AmeriCredit boosts credit metics (again) in latest subprime auto ABS
AmeriCredit Financial Services' latest subprime auto loans boasts slightly higher credit metrics, continuing the trend seen in its past several deals.
Loans backing the $1.2 billion AmeriCredit Automobile Receivables (AMCAR) Trust 2018-2 have the highest weighted average FICO score (582) in the history of the AMCAR platform. The percentage of loans with FICOs over 600 (39%) is also a high watermark. Loan to value rations are also lower, at 106%.
Despite the better credit metrics, however, expectations for cumulative net losses are unchanged. Moody’s Investors Service sees them reaching 9.5% of the initial principal balance, unchanged from the last deal it rated in 2017, and Fitch at 10.5%, in its base-case scenario, unchanged from AmeriCredit’s first transaction of 2018.
The capital stack is also similar to that of previous deals. There are four senior tranches of notes, a money market tranche rated P-1/F-1 and three term tranches rated triple-A, two of them with three-year tenors and one with five years. All of the senior notes benefit from 35.2% credit enhancement — unchanged from the prior deal.
The three subordinate classes of notes being offered have six-year maturities: a double-A rated Class B $98.6 million tranche with CE of 27.95%; the single-A Class C notes sized at $122.4 million with 18.95% CE; and the triple-B (Baa2 by Moody’s) Class D notes totaling $120.4 million with CE of 10.1%.

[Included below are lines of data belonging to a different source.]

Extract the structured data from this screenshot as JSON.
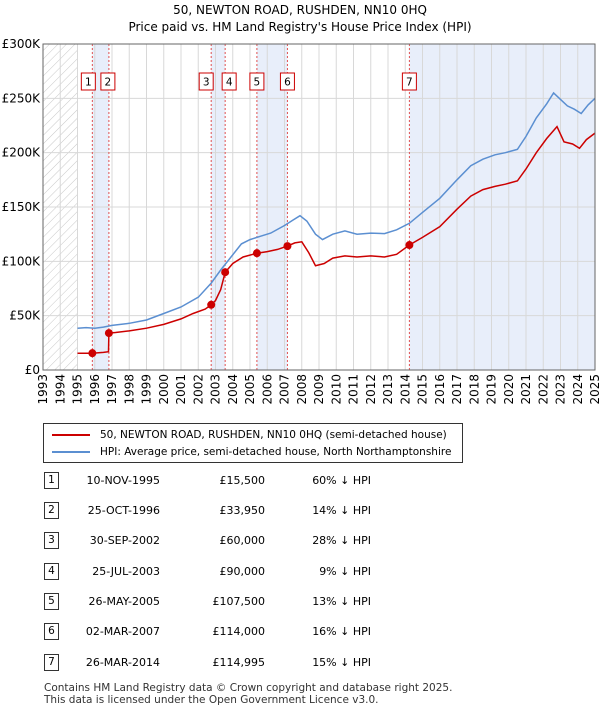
{
  "chart_data": {
    "type": "line",
    "title": "50, NEWTON ROAD, RUSHDEN, NN10 0HQ",
    "subtitle": "Price paid vs. HM Land Registry's House Price Index (HPI)",
    "xlabel": "",
    "ylabel": "",
    "xlim": [
      1993,
      2025
    ],
    "ylim": [
      0,
      300000
    ],
    "y_ticks": [
      0,
      50000,
      100000,
      150000,
      200000,
      250000,
      300000
    ],
    "y_tick_labels": [
      "£0",
      "£50K",
      "£100K",
      "£150K",
      "£200K",
      "£250K",
      "£300K"
    ],
    "x_ticks": [
      1993,
      1994,
      1995,
      1996,
      1997,
      1998,
      1999,
      2000,
      2001,
      2002,
      2003,
      2004,
      2005,
      2006,
      2007,
      2008,
      2009,
      2010,
      2011,
      2012,
      2013,
      2014,
      2015,
      2016,
      2017,
      2018,
      2019,
      2020,
      2021,
      2022,
      2023,
      2024,
      2025
    ],
    "x_tick_labels": [
      "1993",
      "1994",
      "1995",
      "1996",
      "1997",
      "1998",
      "1999",
      "2000",
      "2001",
      "2002",
      "2003",
      "2004",
      "2005",
      "2006",
      "2007",
      "2008",
      "2009",
      "2010",
      "2011",
      "2012",
      "2013",
      "2014",
      "2015",
      "2016",
      "2017",
      "2018",
      "2019",
      "2020",
      "2021",
      "2022",
      "2023",
      "2024",
      "2025"
    ],
    "grid": true,
    "hatched_ranges": [
      [
        1993,
        1995
      ]
    ],
    "series": [
      {
        "name": "50, NEWTON ROAD, RUSHDEN, NN10 0HQ (semi-detached house)",
        "color": "#cc0000",
        "points": [
          [
            1995.0,
            15500
          ],
          [
            1995.86,
            15500
          ],
          [
            1996.5,
            16200
          ],
          [
            1996.8,
            16800
          ],
          [
            1996.82,
            33950
          ],
          [
            1997.2,
            34500
          ],
          [
            1998,
            36000
          ],
          [
            1999,
            38500
          ],
          [
            2000,
            42000
          ],
          [
            2001,
            47000
          ],
          [
            2001.7,
            52000
          ],
          [
            2002.4,
            56000
          ],
          [
            2002.75,
            60000
          ],
          [
            2003.0,
            64000
          ],
          [
            2003.3,
            74000
          ],
          [
            2003.56,
            90000
          ],
          [
            2004.0,
            98000
          ],
          [
            2004.6,
            104000
          ],
          [
            2005.4,
            107500
          ],
          [
            2006.0,
            109000
          ],
          [
            2006.6,
            111000
          ],
          [
            2007.17,
            114000
          ],
          [
            2007.6,
            117000
          ],
          [
            2008.0,
            118000
          ],
          [
            2008.4,
            108000
          ],
          [
            2008.8,
            96000
          ],
          [
            2009.3,
            98000
          ],
          [
            2009.8,
            103000
          ],
          [
            2010.5,
            105000
          ],
          [
            2011.2,
            104000
          ],
          [
            2012.0,
            105000
          ],
          [
            2012.8,
            104000
          ],
          [
            2013.5,
            106500
          ],
          [
            2014.24,
            114995
          ],
          [
            2015.0,
            122000
          ],
          [
            2016.0,
            132000
          ],
          [
            2017.0,
            148000
          ],
          [
            2017.8,
            160000
          ],
          [
            2018.5,
            166000
          ],
          [
            2019.2,
            169000
          ],
          [
            2019.8,
            171000
          ],
          [
            2020.5,
            174000
          ],
          [
            2021.0,
            185000
          ],
          [
            2021.6,
            200000
          ],
          [
            2022.2,
            213000
          ],
          [
            2022.8,
            224000
          ],
          [
            2023.2,
            210000
          ],
          [
            2023.7,
            208000
          ],
          [
            2024.1,
            204000
          ],
          [
            2024.5,
            212000
          ],
          [
            2025.0,
            218000
          ]
        ]
      },
      {
        "name": "HPI: Average price, semi-detached house, North Northamptonshire",
        "color": "#5b8fd1",
        "points": [
          [
            1995.0,
            38500
          ],
          [
            1995.5,
            39000
          ],
          [
            1996.0,
            38500
          ],
          [
            1996.5,
            39500
          ],
          [
            1997.0,
            41000
          ],
          [
            1998.0,
            43000
          ],
          [
            1999.0,
            46000
          ],
          [
            2000.0,
            52000
          ],
          [
            2001.0,
            58000
          ],
          [
            2002.0,
            67000
          ],
          [
            2002.75,
            80000
          ],
          [
            2003.3,
            92000
          ],
          [
            2003.9,
            104000
          ],
          [
            2004.5,
            116000
          ],
          [
            2005.0,
            120000
          ],
          [
            2005.6,
            123000
          ],
          [
            2006.2,
            126000
          ],
          [
            2007.0,
            133000
          ],
          [
            2007.5,
            138000
          ],
          [
            2007.9,
            142000
          ],
          [
            2008.3,
            137000
          ],
          [
            2008.8,
            125000
          ],
          [
            2009.2,
            120000
          ],
          [
            2009.8,
            125000
          ],
          [
            2010.5,
            128000
          ],
          [
            2011.2,
            125000
          ],
          [
            2012.0,
            126000
          ],
          [
            2012.8,
            125500
          ],
          [
            2013.5,
            129000
          ],
          [
            2014.24,
            135000
          ],
          [
            2015.0,
            145000
          ],
          [
            2016.0,
            158000
          ],
          [
            2017.0,
            175000
          ],
          [
            2017.8,
            188000
          ],
          [
            2018.5,
            194000
          ],
          [
            2019.2,
            198000
          ],
          [
            2019.8,
            200000
          ],
          [
            2020.5,
            203000
          ],
          [
            2021.0,
            215000
          ],
          [
            2021.6,
            232000
          ],
          [
            2022.2,
            245000
          ],
          [
            2022.6,
            255000
          ],
          [
            2023.0,
            249000
          ],
          [
            2023.4,
            243000
          ],
          [
            2023.8,
            240000
          ],
          [
            2024.2,
            236000
          ],
          [
            2024.6,
            244000
          ],
          [
            2025.0,
            250000
          ]
        ]
      }
    ],
    "sales": [
      {
        "label": "1",
        "year": 1995.86,
        "price": 15500
      },
      {
        "label": "2",
        "year": 1996.82,
        "price": 33950
      },
      {
        "label": "3",
        "year": 2002.75,
        "price": 60000
      },
      {
        "label": "4",
        "year": 2003.56,
        "price": 90000
      },
      {
        "label": "5",
        "year": 2005.4,
        "price": 107500
      },
      {
        "label": "6",
        "year": 2007.17,
        "price": 114000
      },
      {
        "label": "7",
        "year": 2014.24,
        "price": 114995
      }
    ],
    "shaded_ranges": [
      [
        1995.86,
        1996.82
      ],
      [
        2002.75,
        2003.56
      ],
      [
        2005.4,
        2007.17
      ],
      [
        2014.24,
        2025
      ]
    ]
  },
  "legend": {
    "items": [
      {
        "label": "50, NEWTON ROAD, RUSHDEN, NN10 0HQ (semi-detached house)",
        "color": "#cc0000"
      },
      {
        "label": "HPI: Average price, semi-detached house, North Northamptonshire",
        "color": "#5b8fd1"
      }
    ]
  },
  "sales_table": {
    "rows": [
      {
        "num": "1",
        "date": "10-NOV-1995",
        "price": "£15,500",
        "hpi": "60% ↓ HPI"
      },
      {
        "num": "2",
        "date": "25-OCT-1996",
        "price": "£33,950",
        "hpi": "14% ↓ HPI"
      },
      {
        "num": "3",
        "date": "30-SEP-2002",
        "price": "£60,000",
        "hpi": "28% ↓ HPI"
      },
      {
        "num": "4",
        "date": "25-JUL-2003",
        "price": "£90,000",
        "hpi": "9% ↓ HPI"
      },
      {
        "num": "5",
        "date": "26-MAY-2005",
        "price": "£107,500",
        "hpi": "13% ↓ HPI"
      },
      {
        "num": "6",
        "date": "02-MAR-2007",
        "price": "£114,000",
        "hpi": "16% ↓ HPI"
      },
      {
        "num": "7",
        "date": "26-MAR-2014",
        "price": "£114,995",
        "hpi": "15% ↓ HPI"
      }
    ]
  },
  "footer": {
    "line1": "Contains HM Land Registry data © Crown copyright and database right 2025.",
    "line2": "This data is licensed under the Open Government Licence v3.0."
  }
}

There is also a $32 million Class E tranche of notes rated single-B rating by Moody's, but those notes (as in prior AmeriCredit deals) represent risk-retention stakes that will not be offered to investors. (Fitch assigned a double-B to the tranche).
According to S&P Global Ratings, American Credit Acceptance and several other subprime auto lenders have issued $141 million in single-B notes this year after selling none in 2017. S&P cites the “maturation” of the subprime market as well as the growth in independent auto-finance companies who need to maximize their bond proceeds representing their primary funding source.
AmeriCredit is on more solid ground, as a subsidiary of GM Financial and with a long ABS track record and a managed portfolio that has grown to $30.6 billion, up from $26 billion midway through 2017.
AmeriCredit’s tighter underwriting has reduced delinquencies 4.6% year over year through the second quarter, and net credit losses are down slightly to 1.8% from 2%.
Barclays, Deutsche Bank, Goldman Sachs and Wells Fargo are the deal's lead underwriters.